The OV-to-VO shift at the VP level is usually the manifestation of a more fundamental directionality change affecting various levels of grammar. Nevertheless, the concomitant restructuring usually does  not mean a simple reversal from clause-final complementizers to clause-initial ones, from postpositions to prepositions, or from prenominal adjectives, genitives and relative clauses to postnominal ones. Some of the expected changes do not happen – e.g., the NP and PP are still head-final in Hungarian 1000 years after the OV-to-VO shift. The change leading to a directionality shift may consist of multiple steps, involving, among others, the evolution of new, head-initial functional layers, e.g., a DP layer for NPs, or a CP layer for finite subordinate clauses replacing non-finite subordination. The directionality change may take place via intermediate steps – e.g., the [TP C] to [C TP] change sometimes involves a stage with both an initial and a final complementizer, as attested in some of the Uralic languages. Changes attested at various levels of grammar may take place simultaneously, or may follow one another in a particular order.

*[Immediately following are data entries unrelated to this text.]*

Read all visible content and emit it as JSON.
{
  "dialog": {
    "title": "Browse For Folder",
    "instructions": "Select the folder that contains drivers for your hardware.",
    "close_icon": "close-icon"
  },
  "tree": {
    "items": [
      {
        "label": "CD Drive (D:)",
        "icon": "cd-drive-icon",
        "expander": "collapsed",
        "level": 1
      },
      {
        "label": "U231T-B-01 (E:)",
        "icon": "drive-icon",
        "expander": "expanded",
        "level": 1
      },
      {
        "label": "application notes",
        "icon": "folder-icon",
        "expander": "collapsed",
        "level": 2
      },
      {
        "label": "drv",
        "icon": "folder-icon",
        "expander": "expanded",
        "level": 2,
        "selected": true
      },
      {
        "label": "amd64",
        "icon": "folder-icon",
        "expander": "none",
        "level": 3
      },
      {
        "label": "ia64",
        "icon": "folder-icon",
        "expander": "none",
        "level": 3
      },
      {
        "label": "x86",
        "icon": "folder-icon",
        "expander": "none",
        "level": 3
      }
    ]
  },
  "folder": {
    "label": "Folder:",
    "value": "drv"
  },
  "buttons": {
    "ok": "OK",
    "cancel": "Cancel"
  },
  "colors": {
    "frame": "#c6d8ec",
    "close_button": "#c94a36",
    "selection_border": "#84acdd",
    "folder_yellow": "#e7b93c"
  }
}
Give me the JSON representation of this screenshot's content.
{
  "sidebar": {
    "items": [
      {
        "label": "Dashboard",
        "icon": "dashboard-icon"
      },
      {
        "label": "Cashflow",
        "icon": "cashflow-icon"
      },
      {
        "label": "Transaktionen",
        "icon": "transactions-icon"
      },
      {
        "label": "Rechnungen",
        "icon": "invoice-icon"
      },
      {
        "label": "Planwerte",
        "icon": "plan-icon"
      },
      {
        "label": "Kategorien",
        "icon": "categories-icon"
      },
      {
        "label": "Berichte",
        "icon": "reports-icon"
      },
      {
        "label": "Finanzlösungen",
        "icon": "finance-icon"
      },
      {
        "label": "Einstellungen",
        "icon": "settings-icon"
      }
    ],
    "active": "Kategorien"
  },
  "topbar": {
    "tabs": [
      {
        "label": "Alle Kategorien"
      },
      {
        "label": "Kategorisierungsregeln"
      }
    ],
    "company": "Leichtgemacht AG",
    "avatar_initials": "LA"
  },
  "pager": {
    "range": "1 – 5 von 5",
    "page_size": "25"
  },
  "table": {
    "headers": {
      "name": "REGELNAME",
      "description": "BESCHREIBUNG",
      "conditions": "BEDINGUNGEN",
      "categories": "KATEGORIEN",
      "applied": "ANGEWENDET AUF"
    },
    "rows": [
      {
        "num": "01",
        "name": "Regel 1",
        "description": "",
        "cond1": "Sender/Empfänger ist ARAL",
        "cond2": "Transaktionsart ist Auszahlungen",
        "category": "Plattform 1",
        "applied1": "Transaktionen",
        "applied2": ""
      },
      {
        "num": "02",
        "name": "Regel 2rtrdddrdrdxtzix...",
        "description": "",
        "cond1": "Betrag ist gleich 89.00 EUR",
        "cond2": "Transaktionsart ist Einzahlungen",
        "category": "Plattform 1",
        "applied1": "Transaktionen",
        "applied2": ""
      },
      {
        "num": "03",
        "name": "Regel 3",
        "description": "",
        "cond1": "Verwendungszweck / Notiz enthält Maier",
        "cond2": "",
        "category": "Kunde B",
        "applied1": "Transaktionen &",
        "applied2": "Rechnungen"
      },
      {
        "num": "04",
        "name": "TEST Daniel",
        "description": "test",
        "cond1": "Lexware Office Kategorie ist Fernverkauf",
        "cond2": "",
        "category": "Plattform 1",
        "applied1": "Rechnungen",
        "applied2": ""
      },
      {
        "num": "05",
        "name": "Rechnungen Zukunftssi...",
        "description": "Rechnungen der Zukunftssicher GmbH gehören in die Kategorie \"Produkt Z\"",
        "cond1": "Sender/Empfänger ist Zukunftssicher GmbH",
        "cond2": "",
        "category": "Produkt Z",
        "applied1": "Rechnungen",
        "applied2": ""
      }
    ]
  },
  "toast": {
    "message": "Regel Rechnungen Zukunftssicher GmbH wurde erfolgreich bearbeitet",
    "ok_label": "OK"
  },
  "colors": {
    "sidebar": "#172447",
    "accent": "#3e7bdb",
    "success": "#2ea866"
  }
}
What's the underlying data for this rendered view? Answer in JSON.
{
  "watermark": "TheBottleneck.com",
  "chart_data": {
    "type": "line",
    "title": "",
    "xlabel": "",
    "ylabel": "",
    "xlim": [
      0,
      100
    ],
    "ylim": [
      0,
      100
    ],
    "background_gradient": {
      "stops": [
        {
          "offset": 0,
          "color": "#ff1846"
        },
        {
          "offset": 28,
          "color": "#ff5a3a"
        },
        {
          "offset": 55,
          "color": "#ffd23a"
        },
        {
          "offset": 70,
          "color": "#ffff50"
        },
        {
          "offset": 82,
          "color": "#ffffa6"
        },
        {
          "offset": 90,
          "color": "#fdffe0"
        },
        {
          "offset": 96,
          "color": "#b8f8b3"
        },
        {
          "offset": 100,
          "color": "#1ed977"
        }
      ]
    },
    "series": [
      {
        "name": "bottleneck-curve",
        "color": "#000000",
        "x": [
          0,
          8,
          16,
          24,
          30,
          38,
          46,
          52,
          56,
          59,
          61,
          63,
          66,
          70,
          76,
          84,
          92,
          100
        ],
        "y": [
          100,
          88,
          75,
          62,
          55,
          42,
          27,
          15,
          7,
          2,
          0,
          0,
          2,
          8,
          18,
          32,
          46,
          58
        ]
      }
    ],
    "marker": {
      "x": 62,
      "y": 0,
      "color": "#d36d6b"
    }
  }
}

Observations of these kinds raise several theoretically relevant questions, among them:

  • What is the driving force behind the changes accompanying the OV-to-VO shift?
  • Do head-final structures embedded in a head-initial VP or dominating a head-initial VP violate a formal principle? The Final-over-Final Condition of  Biberauer et al. (2014, etc.) has been claimed to rule out a head-initial structure dominated by a head-final projection (within the same extended projection). It predicts directionality changes to procede in sentence structure in a top-down fashion. Do observed changes confirm this prediction?
  • Does uniform vs. mixed directionality interact with prosodic wellformedness principles?   
  • Is uniform directionality more economical than mixed directionality from the point of view of generation and/or processing? 
  • Can processing principles such as Minimize Domain (Hawkins 2014 etc.) account for the facts observed?
  • How do OV-turned-VO languages differ in their grammatical properties from other VO languages? Which OV-like properties are the hardest to reverse?

We expect presentations discussing these research questions and related issues. Both theoretical and experimental approaches are welcome.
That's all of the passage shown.